Ma allora perché quel titolo? Senza svelare nulla al lettore, a un certo punto apparirà chiaro come le pagine dominate in gran parte dalle atmosfere della gioventù, della conquista, dell’immutevole danza del corteggiamento cambieranno colore virando verso il nero della macchinazione, della trama oscura, della trappola dove ogni cosa è concessa. Ed è così che il romanzo si apre a digressioni – in forma di un’accorata perorazione – verso quei giovani slavi che nel 1914 con l’attentato di Gavrilo Princip offrirono sì, il pretesto per lo scoppio della Prima Guerra Mondiale ma che per Perec rappresentavano soprattutto degli idealisti capaci di lottare per la libertà della loro terra dal dominio austroungarico – E lui sa, il solo sopravvissuto di quei cinque uomini che si appostarono un giorno di giugno lungo la Miljacka in festa per assassinare il figlio del loro imperatore, lui sa che il gesto di Princip non è stato inutile, perché adesso la Jugoslavia esiste.

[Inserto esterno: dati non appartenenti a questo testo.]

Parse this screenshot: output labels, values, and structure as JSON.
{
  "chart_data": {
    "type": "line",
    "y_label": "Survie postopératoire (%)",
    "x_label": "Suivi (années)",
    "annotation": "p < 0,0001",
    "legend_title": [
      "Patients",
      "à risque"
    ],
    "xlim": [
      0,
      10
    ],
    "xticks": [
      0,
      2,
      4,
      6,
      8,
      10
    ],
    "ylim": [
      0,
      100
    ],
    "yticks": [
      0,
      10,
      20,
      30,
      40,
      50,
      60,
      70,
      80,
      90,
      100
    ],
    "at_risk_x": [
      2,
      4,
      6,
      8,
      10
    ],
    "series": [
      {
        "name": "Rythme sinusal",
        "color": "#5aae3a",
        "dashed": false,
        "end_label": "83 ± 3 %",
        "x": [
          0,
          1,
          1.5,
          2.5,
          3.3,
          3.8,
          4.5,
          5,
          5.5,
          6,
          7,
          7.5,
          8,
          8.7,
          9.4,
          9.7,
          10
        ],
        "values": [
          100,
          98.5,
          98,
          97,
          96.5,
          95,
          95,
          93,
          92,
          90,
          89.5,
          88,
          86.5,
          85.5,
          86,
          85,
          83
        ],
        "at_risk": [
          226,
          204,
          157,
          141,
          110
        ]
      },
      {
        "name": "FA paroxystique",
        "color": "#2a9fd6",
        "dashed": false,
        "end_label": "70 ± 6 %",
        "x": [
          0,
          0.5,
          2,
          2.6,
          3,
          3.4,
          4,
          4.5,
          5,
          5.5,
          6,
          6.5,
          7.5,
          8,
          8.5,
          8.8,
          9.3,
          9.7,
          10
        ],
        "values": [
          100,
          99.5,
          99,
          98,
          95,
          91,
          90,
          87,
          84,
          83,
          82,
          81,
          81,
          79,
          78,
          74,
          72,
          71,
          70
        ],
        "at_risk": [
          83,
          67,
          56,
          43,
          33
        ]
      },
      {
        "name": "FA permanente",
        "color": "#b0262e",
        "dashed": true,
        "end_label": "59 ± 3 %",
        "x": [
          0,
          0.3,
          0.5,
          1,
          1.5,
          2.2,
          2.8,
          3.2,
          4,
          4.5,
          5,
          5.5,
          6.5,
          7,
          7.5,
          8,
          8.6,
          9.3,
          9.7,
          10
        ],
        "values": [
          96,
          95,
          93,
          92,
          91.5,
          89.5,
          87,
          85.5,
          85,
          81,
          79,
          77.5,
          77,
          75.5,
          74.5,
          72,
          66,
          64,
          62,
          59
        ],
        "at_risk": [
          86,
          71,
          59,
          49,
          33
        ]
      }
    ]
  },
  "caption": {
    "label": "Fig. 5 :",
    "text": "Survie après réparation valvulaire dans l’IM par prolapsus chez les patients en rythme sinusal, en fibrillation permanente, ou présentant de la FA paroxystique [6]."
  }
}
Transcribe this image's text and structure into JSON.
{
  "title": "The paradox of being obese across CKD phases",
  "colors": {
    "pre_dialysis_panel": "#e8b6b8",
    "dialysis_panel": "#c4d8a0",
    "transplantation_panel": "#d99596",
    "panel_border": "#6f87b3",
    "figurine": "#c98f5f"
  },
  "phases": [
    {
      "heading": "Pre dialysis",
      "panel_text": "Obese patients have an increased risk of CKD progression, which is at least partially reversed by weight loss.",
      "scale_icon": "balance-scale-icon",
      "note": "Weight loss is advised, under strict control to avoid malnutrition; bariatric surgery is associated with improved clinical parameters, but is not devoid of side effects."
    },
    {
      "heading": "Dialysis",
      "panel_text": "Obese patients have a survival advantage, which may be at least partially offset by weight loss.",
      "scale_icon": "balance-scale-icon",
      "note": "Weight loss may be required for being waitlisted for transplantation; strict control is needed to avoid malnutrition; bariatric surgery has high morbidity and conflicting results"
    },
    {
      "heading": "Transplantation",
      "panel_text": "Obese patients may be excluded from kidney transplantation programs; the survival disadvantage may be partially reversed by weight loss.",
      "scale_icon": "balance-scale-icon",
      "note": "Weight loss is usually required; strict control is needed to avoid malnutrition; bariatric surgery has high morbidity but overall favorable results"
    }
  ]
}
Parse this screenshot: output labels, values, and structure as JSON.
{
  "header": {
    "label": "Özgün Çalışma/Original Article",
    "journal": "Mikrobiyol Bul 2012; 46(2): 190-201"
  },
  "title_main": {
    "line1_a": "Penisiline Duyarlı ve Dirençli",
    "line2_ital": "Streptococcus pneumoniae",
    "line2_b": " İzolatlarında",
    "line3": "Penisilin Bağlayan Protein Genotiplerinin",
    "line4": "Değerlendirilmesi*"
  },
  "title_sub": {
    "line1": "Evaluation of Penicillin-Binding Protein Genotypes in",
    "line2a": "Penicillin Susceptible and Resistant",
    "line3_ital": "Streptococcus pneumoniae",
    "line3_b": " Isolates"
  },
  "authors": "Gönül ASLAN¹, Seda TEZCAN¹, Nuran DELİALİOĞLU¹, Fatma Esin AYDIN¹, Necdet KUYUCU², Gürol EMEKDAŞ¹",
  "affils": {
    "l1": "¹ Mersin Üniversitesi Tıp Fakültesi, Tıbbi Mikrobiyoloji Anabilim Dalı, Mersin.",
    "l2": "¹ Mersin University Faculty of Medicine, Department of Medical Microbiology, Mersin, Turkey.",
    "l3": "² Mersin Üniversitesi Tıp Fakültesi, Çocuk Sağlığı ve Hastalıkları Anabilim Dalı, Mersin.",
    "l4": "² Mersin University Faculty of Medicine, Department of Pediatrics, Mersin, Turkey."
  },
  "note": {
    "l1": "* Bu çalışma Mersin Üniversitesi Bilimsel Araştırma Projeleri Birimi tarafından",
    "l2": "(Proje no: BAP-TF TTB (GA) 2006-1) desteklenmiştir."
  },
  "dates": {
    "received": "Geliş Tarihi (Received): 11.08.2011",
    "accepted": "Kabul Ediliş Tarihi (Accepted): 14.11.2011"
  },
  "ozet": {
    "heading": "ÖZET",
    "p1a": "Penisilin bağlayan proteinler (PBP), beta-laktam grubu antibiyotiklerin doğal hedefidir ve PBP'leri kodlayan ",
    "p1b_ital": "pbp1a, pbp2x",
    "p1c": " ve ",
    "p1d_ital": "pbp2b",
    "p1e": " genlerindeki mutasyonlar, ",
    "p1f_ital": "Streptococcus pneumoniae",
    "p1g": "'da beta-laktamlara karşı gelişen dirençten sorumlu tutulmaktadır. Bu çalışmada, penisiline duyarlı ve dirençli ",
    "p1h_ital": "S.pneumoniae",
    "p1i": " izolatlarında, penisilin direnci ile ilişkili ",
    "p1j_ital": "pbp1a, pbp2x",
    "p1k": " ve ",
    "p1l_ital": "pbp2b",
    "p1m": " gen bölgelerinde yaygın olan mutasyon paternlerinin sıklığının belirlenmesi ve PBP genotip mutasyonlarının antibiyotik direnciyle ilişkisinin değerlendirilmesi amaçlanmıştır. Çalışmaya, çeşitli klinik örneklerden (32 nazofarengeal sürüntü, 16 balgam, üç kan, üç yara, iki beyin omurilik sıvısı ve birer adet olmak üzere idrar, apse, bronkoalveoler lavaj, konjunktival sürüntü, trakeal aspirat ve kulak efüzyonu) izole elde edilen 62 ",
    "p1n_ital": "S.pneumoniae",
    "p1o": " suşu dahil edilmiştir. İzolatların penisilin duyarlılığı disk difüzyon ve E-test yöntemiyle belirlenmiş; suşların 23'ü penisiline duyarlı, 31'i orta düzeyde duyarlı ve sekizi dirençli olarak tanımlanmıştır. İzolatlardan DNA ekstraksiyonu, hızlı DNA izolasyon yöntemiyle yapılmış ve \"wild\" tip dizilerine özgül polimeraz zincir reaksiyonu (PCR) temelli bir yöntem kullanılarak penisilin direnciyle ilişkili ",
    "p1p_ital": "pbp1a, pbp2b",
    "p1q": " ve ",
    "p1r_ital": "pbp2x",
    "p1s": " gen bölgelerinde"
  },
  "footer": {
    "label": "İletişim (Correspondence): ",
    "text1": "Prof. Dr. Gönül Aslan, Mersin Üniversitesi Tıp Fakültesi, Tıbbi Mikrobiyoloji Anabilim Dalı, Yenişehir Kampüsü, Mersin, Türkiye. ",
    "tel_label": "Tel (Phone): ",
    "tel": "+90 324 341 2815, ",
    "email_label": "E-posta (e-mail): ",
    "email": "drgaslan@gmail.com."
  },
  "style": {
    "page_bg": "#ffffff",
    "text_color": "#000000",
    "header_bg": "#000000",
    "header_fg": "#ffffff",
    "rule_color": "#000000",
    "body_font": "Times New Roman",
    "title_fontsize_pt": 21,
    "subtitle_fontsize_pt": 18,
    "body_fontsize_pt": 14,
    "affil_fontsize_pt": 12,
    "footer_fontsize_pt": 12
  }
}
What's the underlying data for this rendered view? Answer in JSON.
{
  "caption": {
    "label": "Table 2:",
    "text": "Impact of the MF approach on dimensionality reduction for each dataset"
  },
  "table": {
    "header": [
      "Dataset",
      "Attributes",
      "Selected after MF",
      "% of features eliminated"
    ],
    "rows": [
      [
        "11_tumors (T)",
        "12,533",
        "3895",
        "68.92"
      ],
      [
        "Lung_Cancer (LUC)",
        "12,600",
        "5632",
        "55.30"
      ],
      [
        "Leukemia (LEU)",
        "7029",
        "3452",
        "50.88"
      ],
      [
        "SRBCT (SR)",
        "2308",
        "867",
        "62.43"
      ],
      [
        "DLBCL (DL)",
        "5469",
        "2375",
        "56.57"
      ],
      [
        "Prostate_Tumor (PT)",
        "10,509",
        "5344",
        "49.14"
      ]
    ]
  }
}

Di là forse dalle ingenue speranze che Perec riponeva ancora nella giovane Jugoslavia – sarebbe morto nel 1982 risparmiandosi lo sguardo sull’orrore delle guerre balcaniche – è alla libertà della gioventù che questo libro sembra dedicato, a un’epoca forse irripetibile per lo stesso autore. È così che L’attentato di Sarajevo è capace di parlare ancora oggi al lettore, nel suo raccontare una storia di libertà, di passioni, di amicizia e – perché no? – anche di capricci ed egoismi che sono in fondo i pastelli con cui colorare ogni ritratto della giovinezza.
Andiamo, ancora un’ultima frase, ancora un ultimo sforzo. Siamo all’atto finale. Un’ultima confessione, un’ultima menzogna, forse. Poi, che tutto cada nell’oblio. Che Mila, Anna, Branko non siano mai esistiti! Io non sono mai stato a Belgrado. Non conosco Sarajevo. Non capisco di cosa parlate, io parlerò solo in presenza del mio avvocato!